Prediction of spread and regional development of hop powdery mildew: A network analysis

Authors: Gent, David - Dave; BHATTACHARYYA, SHARMODEEP - Oregon State University; RUIZ, TREVOR - Oregon State University

Submitted to: Phytopathology
Publication Type: Peer Reviewed Journal
Publication Acceptance Date: 2/28/2019
Publication Date: 7/1/2019
Citation: Gent, D.H., Bhattacharyya, S., Ruiz, T. 2019. Prediction of spread and regional development of hop powdery mildew: A network analysis. Phytopathology. 109(8):1392-1403. https://doi.org/10.1094/PHYTO-12-18-0483-R.
DOI: https://doi.org/10.1094/PHYTO-12-18-0483-R

Interpretive Summary: Epidemics develop because pathogens disperse. In this research, we used the powdery mildew of hop disease system to formulate a statistical model of pathogen dispersal during spring and early summer to predict the development and spread of the fungus regionally among farms. An individual hop yard was considered a point in the model, and its disease status in a given month was influenced by its disease level in the preceding month, susceptibility to two races of the fungus, and disease spread from other fields. The impact of other fields was influenced by their level of disease, area, distance away, and the wind run and direction in the preceding time period. Graphs of disease spread indicated that dispersal was dominated by relatively localized dispersal events (less than 2 km) among the network of fields, being mostly restricted to the same or adjacent farms. Links between fields associated with longer distance dispersal were more frequent in early summer than spring. Situations where a high probability of disease transmission were predicted occurred when fields were in close proximity or where disease levels were relatively high in large hop yards, as moderated by wind run.

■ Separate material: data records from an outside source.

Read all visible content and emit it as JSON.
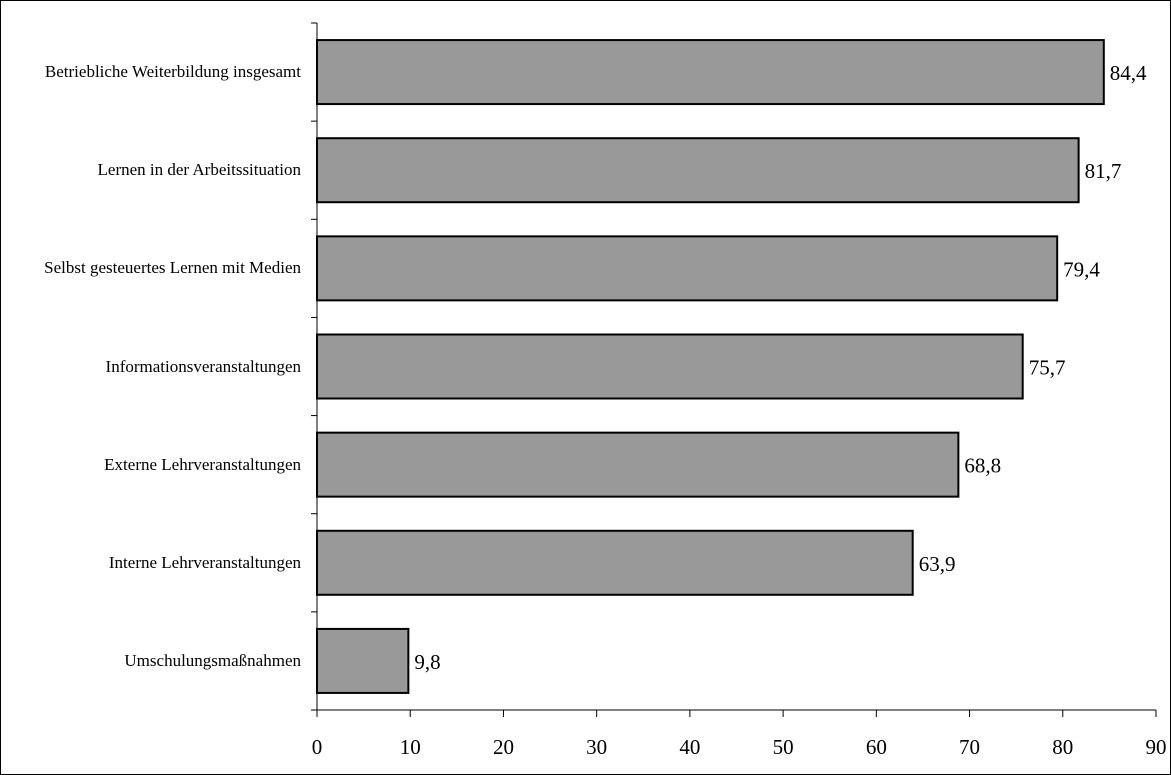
{
  "chart_data": {
    "type": "bar",
    "orientation": "horizontal",
    "title": "",
    "xlabel": "",
    "ylabel": "",
    "categories": [
      "Betriebliche Weiterbildung insgesamt",
      "Lernen in der Arbeitssituation",
      "Selbst gesteuertes Lernen mit Medien",
      "Informationsveranstaltungen",
      "Externe Lehrveranstaltungen",
      "Interne Lehrveranstaltungen",
      "Umschulungsmaßnahmen"
    ],
    "values": [
      84.4,
      81.7,
      79.4,
      75.7,
      68.8,
      63.9,
      9.8
    ],
    "value_labels": [
      "84,4",
      "81,7",
      "79,4",
      "75,7",
      "68,8",
      "63,9",
      "9,8"
    ],
    "xlim": [
      0,
      90
    ],
    "x_ticks": [
      0,
      10,
      20,
      30,
      40,
      50,
      60,
      70,
      80,
      90
    ],
    "x_tick_labels": [
      "0",
      "10",
      "20",
      "30",
      "40",
      "50",
      "60",
      "70",
      "80",
      "90"
    ],
    "bar_color": "#999999",
    "bar_edge_color": "#000000",
    "grid": false,
    "legend": "none"
  }
}
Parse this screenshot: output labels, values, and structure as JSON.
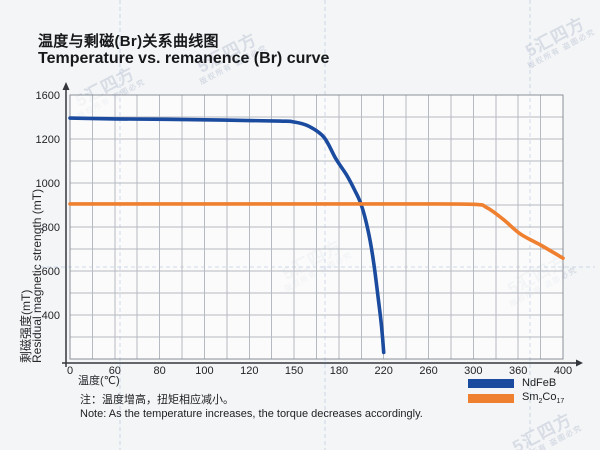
{
  "chart_data": {
    "type": "line",
    "title_zh": "温度与剩磁(Br)关系曲线图",
    "title_en": "Temperature vs. remanence (Br) curve",
    "xlabel": "温度(℃)",
    "ylabel_zh": "剩磁强度(mT)",
    "ylabel_en": "Residual magnetic strength (mT)",
    "x_ticks": [
      0,
      60,
      80,
      100,
      120,
      150,
      180,
      220,
      260,
      300,
      360,
      400
    ],
    "y_ticks": [
      1600,
      1200,
      1000,
      800,
      600,
      400,
      0
    ],
    "grid": true,
    "legend_position": "bottom-right",
    "series": [
      {
        "name": "NdFeB",
        "color": "#1b4b9e",
        "points": [
          [
            0,
            1390
          ],
          [
            60,
            1383
          ],
          [
            100,
            1375
          ],
          [
            140,
            1363
          ],
          [
            150,
            1355
          ],
          [
            160,
            1315
          ],
          [
            170,
            1215
          ],
          [
            178,
            1110
          ],
          [
            187,
            1035
          ],
          [
            194,
            968
          ],
          [
            200,
            900
          ],
          [
            206,
            785
          ],
          [
            211,
            640
          ],
          [
            215,
            480
          ],
          [
            218,
            300
          ],
          [
            220,
            60
          ]
        ]
      },
      {
        "name": "Sm2Co17",
        "color": "#ef8030",
        "points": [
          [
            0,
            905
          ],
          [
            80,
            905
          ],
          [
            160,
            905
          ],
          [
            240,
            905
          ],
          [
            300,
            903
          ],
          [
            318,
            888
          ],
          [
            340,
            835
          ],
          [
            362,
            768
          ],
          [
            380,
            718
          ],
          [
            400,
            658
          ]
        ]
      }
    ],
    "colors": {
      "plot_bg": "#fdfdfe",
      "grid": "#b6bac2",
      "border": "#8a8f97",
      "axis": "#33363b",
      "tick_text": "#222428",
      "dash": "#b9c8de"
    }
  },
  "legend": {
    "items": [
      {
        "label": "NdFeB",
        "color": "#1b4b9e"
      },
      {
        "p0": "Sm",
        "s0": "2",
        "p1": "Co",
        "s1": "17",
        "color": "#ef8030"
      }
    ]
  },
  "note": {
    "zh": "注：温度增高，扭矩相应减小。",
    "en": "Note: As the temperature increases, the torque decreases accordingly."
  },
  "watermark": {
    "line1": "5汇四方",
    "line2": "版权所有 盗图必究"
  }
}
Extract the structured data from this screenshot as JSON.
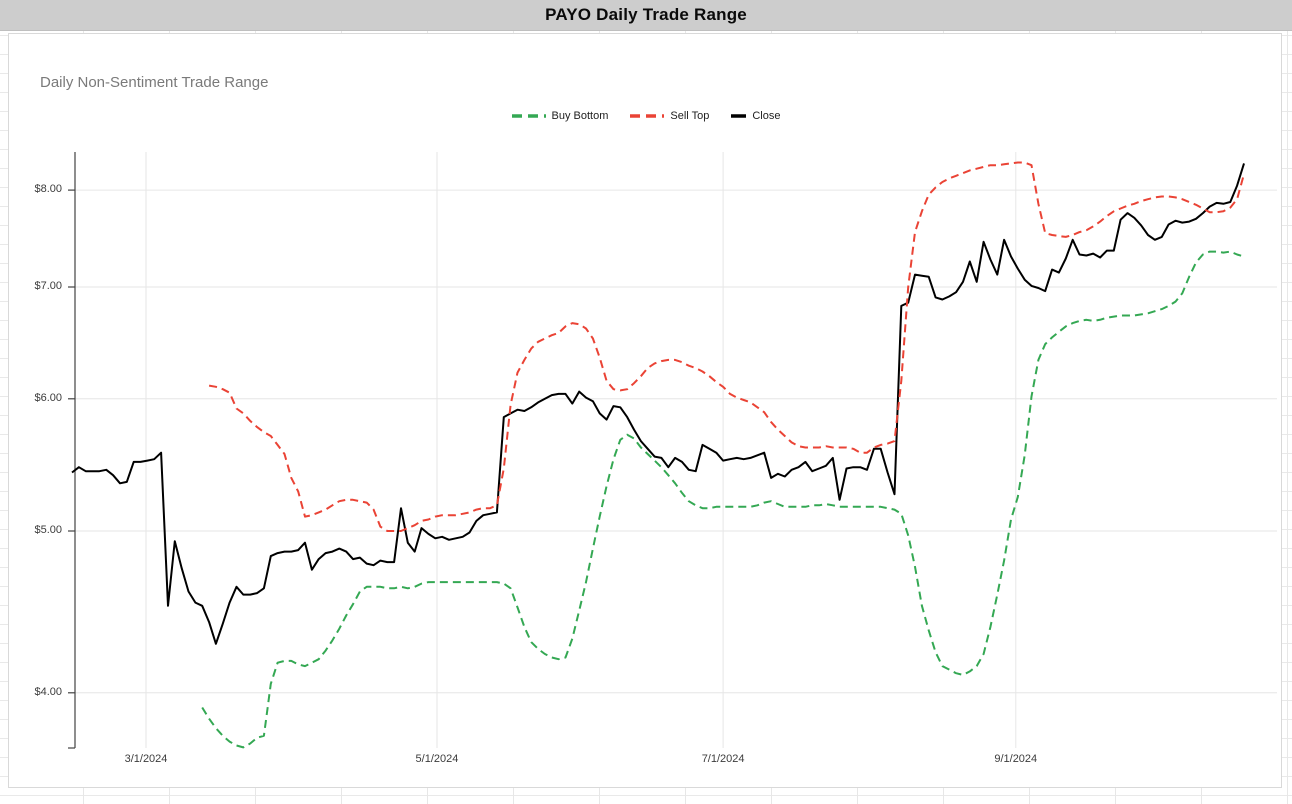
{
  "window": {
    "title": "PAYO Daily Trade Range"
  },
  "chart": {
    "subtitle": "Daily Non-Sentiment Trade Range",
    "legend": [
      {
        "label": "Buy Bottom",
        "color": "#34a853",
        "dashed": true
      },
      {
        "label": "Sell Top",
        "color": "#ea4335",
        "dashed": true
      },
      {
        "label": "Close",
        "color": "#000000",
        "dashed": false
      }
    ]
  },
  "chart_data": {
    "type": "line",
    "title": "Daily Non-Sentiment Trade Range",
    "y_scale": "log",
    "ylim": [
      3.71,
      8.43
    ],
    "grid": true,
    "legend_position": "top-center",
    "x_unit": "trading day index",
    "n_points": 172,
    "x_ticks": [
      {
        "label": "3/1/2024",
        "i": 10.8
      },
      {
        "label": "5/1/2024",
        "i": 53.25
      },
      {
        "label": "7/1/2024",
        "i": 95.0
      },
      {
        "label": "9/1/2024",
        "i": 137.7
      }
    ],
    "y_ticks": [
      {
        "label": "$8.00",
        "value": 8
      },
      {
        "label": "$7.00",
        "value": 7
      },
      {
        "label": "$6.00",
        "value": 6
      },
      {
        "label": "$5.00",
        "value": 5
      },
      {
        "label": "$4.00",
        "value": 4
      }
    ],
    "series": [
      {
        "name": "Close",
        "color": "#000000",
        "style": "solid",
        "start_index": 0,
        "values": [
          5.42,
          5.46,
          5.43,
          5.43,
          5.43,
          5.44,
          5.4,
          5.34,
          5.35,
          5.5,
          5.5,
          5.51,
          5.52,
          5.57,
          4.51,
          4.93,
          4.75,
          4.6,
          4.53,
          4.51,
          4.41,
          4.28,
          4.4,
          4.53,
          4.63,
          4.58,
          4.58,
          4.59,
          4.62,
          4.83,
          4.85,
          4.86,
          4.86,
          4.87,
          4.92,
          4.74,
          4.81,
          4.85,
          4.86,
          4.88,
          4.86,
          4.81,
          4.82,
          4.78,
          4.77,
          4.8,
          4.79,
          4.79,
          5.16,
          4.92,
          4.86,
          5.02,
          4.98,
          4.95,
          4.96,
          4.94,
          4.95,
          4.96,
          4.99,
          5.07,
          5.11,
          5.12,
          5.13,
          5.85,
          5.88,
          5.91,
          5.9,
          5.93,
          5.97,
          6.0,
          6.03,
          6.04,
          6.04,
          5.96,
          6.06,
          6.01,
          5.98,
          5.88,
          5.83,
          5.94,
          5.93,
          5.85,
          5.75,
          5.66,
          5.6,
          5.54,
          5.53,
          5.46,
          5.53,
          5.5,
          5.44,
          5.43,
          5.63,
          5.6,
          5.57,
          5.51,
          5.52,
          5.53,
          5.52,
          5.53,
          5.55,
          5.57,
          5.38,
          5.41,
          5.39,
          5.44,
          5.46,
          5.5,
          5.43,
          5.45,
          5.47,
          5.53,
          5.22,
          5.45,
          5.46,
          5.46,
          5.44,
          5.6,
          5.6,
          5.42,
          5.26,
          6.82,
          6.85,
          7.12,
          7.11,
          7.1,
          6.9,
          6.88,
          6.91,
          6.95,
          7.05,
          7.25,
          7.05,
          7.45,
          7.27,
          7.12,
          7.47,
          7.3,
          7.18,
          7.07,
          7.01,
          6.99,
          6.96,
          7.17,
          7.14,
          7.28,
          7.47,
          7.32,
          7.31,
          7.33,
          7.29,
          7.36,
          7.36,
          7.68,
          7.75,
          7.7,
          7.62,
          7.52,
          7.47,
          7.5,
          7.63,
          7.67,
          7.65,
          7.66,
          7.69,
          7.75,
          7.82,
          7.86,
          7.85,
          7.87,
          8.05,
          8.3
        ]
      },
      {
        "name": "Sell Top",
        "color": "#ea4335",
        "style": "dashed",
        "start_index": 20,
        "values": [
          6.11,
          6.1,
          6.08,
          6.05,
          5.92,
          5.88,
          5.82,
          5.77,
          5.73,
          5.7,
          5.63,
          5.56,
          5.38,
          5.28,
          5.1,
          5.11,
          5.13,
          5.15,
          5.18,
          5.21,
          5.22,
          5.22,
          5.21,
          5.2,
          5.15,
          5.03,
          5.0,
          5.0,
          5.0,
          5.02,
          5.04,
          5.07,
          5.08,
          5.1,
          5.11,
          5.11,
          5.11,
          5.12,
          5.13,
          5.15,
          5.16,
          5.16,
          5.18,
          5.45,
          5.95,
          6.22,
          6.33,
          6.43,
          6.49,
          6.52,
          6.55,
          6.57,
          6.63,
          6.66,
          6.65,
          6.61,
          6.52,
          6.35,
          6.15,
          6.08,
          6.07,
          6.08,
          6.13,
          6.19,
          6.26,
          6.3,
          6.32,
          6.33,
          6.33,
          6.31,
          6.28,
          6.26,
          6.23,
          6.19,
          6.14,
          6.1,
          6.04,
          6.01,
          5.99,
          5.97,
          5.93,
          5.89,
          5.81,
          5.75,
          5.7,
          5.65,
          5.62,
          5.61,
          5.61,
          5.61,
          5.62,
          5.61,
          5.61,
          5.61,
          5.6,
          5.57,
          5.57,
          5.61,
          5.63,
          5.64,
          5.66,
          6.15,
          7.0,
          7.55,
          7.77,
          7.95,
          8.03,
          8.09,
          8.13,
          8.16,
          8.19,
          8.22,
          8.24,
          8.26,
          8.28,
          8.28,
          8.29,
          8.3,
          8.31,
          8.31,
          8.28,
          7.85,
          7.54,
          7.52,
          7.51,
          7.5,
          7.52,
          7.55,
          7.57,
          7.61,
          7.66,
          7.72,
          7.77,
          7.8,
          7.83,
          7.85,
          7.88,
          7.9,
          7.92,
          7.93,
          7.93,
          7.92,
          7.9,
          7.87,
          7.84,
          7.8,
          7.76,
          7.76,
          7.77,
          7.81,
          7.9,
          8.18
        ]
      },
      {
        "name": "Buy Bottom",
        "color": "#34a853",
        "style": "dashed",
        "start_index": 19,
        "values": [
          3.92,
          3.86,
          3.81,
          3.77,
          3.74,
          3.72,
          3.71,
          3.73,
          3.76,
          3.77,
          4.05,
          4.17,
          4.18,
          4.18,
          4.16,
          4.15,
          4.17,
          4.19,
          4.24,
          4.3,
          4.37,
          4.45,
          4.52,
          4.6,
          4.63,
          4.63,
          4.63,
          4.62,
          4.62,
          4.63,
          4.62,
          4.63,
          4.65,
          4.66,
          4.66,
          4.66,
          4.66,
          4.66,
          4.66,
          4.66,
          4.66,
          4.66,
          4.66,
          4.66,
          4.65,
          4.62,
          4.5,
          4.38,
          4.29,
          4.25,
          4.22,
          4.2,
          4.19,
          4.2,
          4.31,
          4.48,
          4.66,
          4.88,
          5.1,
          5.32,
          5.52,
          5.67,
          5.71,
          5.68,
          5.61,
          5.56,
          5.51,
          5.46,
          5.4,
          5.34,
          5.27,
          5.21,
          5.18,
          5.16,
          5.16,
          5.17,
          5.17,
          5.17,
          5.17,
          5.17,
          5.17,
          5.18,
          5.2,
          5.21,
          5.19,
          5.17,
          5.17,
          5.17,
          5.17,
          5.18,
          5.18,
          5.19,
          5.18,
          5.17,
          5.17,
          5.17,
          5.17,
          5.17,
          5.17,
          5.17,
          5.16,
          5.15,
          5.12,
          4.97,
          4.76,
          4.51,
          4.36,
          4.23,
          4.15,
          4.13,
          4.11,
          4.1,
          4.12,
          4.15,
          4.22,
          4.38,
          4.58,
          4.8,
          5.08,
          5.24,
          5.55,
          6.02,
          6.33,
          6.47,
          6.53,
          6.58,
          6.63,
          6.66,
          6.68,
          6.69,
          6.68,
          6.69,
          6.71,
          6.72,
          6.73,
          6.73,
          6.73,
          6.74,
          6.75,
          6.77,
          6.79,
          6.82,
          6.86,
          6.94,
          7.1,
          7.24,
          7.32,
          7.35,
          7.35,
          7.34,
          7.35,
          7.32,
          7.3
        ]
      }
    ]
  }
}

The modeling approach provides a flexible and generalizable framework for understanding and predicting pathogen dispersal at the regional level. It also provides targets for improving disease management.

Technical Abstract: Dispersal is a fundamental aspect of epidemic development at multiple spatial scales, including those that extend beyond the borders of individual fields and to the landscape level. We used the powdery mildew of hop pathosystem to formulate a model of pathogen dispersal during spring and early summer at the mesoscale based on a census of commercial hop yards during 2014 to 2017 in a production region in western Oregon. This pathosystem is characterized by a low level of overwintering of the pathogen due to the absence of the ascigerious stage of the fungus and consequent annual cycles of localized survival via bud perennation and pathogen spread by windborne dispersal. An individual hop yard was considered a node in the model, whose disease status in a given month was expressed as a nonlinear function of disease levels in the preceding month, susceptibility to two races of the fungus, and disease spread from other nodes as influenced by their disease incidence, area, distance away, and wind run and direction in the preceding time period. Parameters were estimated by maximum likelihood over all four years, but allowed to vary for time transition periods from May to June and June to July. The model accounted for 34% to 90% of the observed variation in disease incidence at the field level, depending on the year and season. Network graphs and analyses suggest that dispersal was dominated by relatively localized dispersal events (less than 2 km) among the network of fields, being mostly restricted to the same or adjacent farms. When formed, edges associated with longer distance dispersal were more frequent in the later time transition. Edges with a high probability of disease transmission were formed in instances where yards were in close proximity or where disease incidence was relatively high in large hop yards, as moderated by wind run. The modeling approach provides a flexible and generalizable framework for understanding and predicting pathogen dispersal at the regional level, as well as the implications of network connectivity on epidemic development.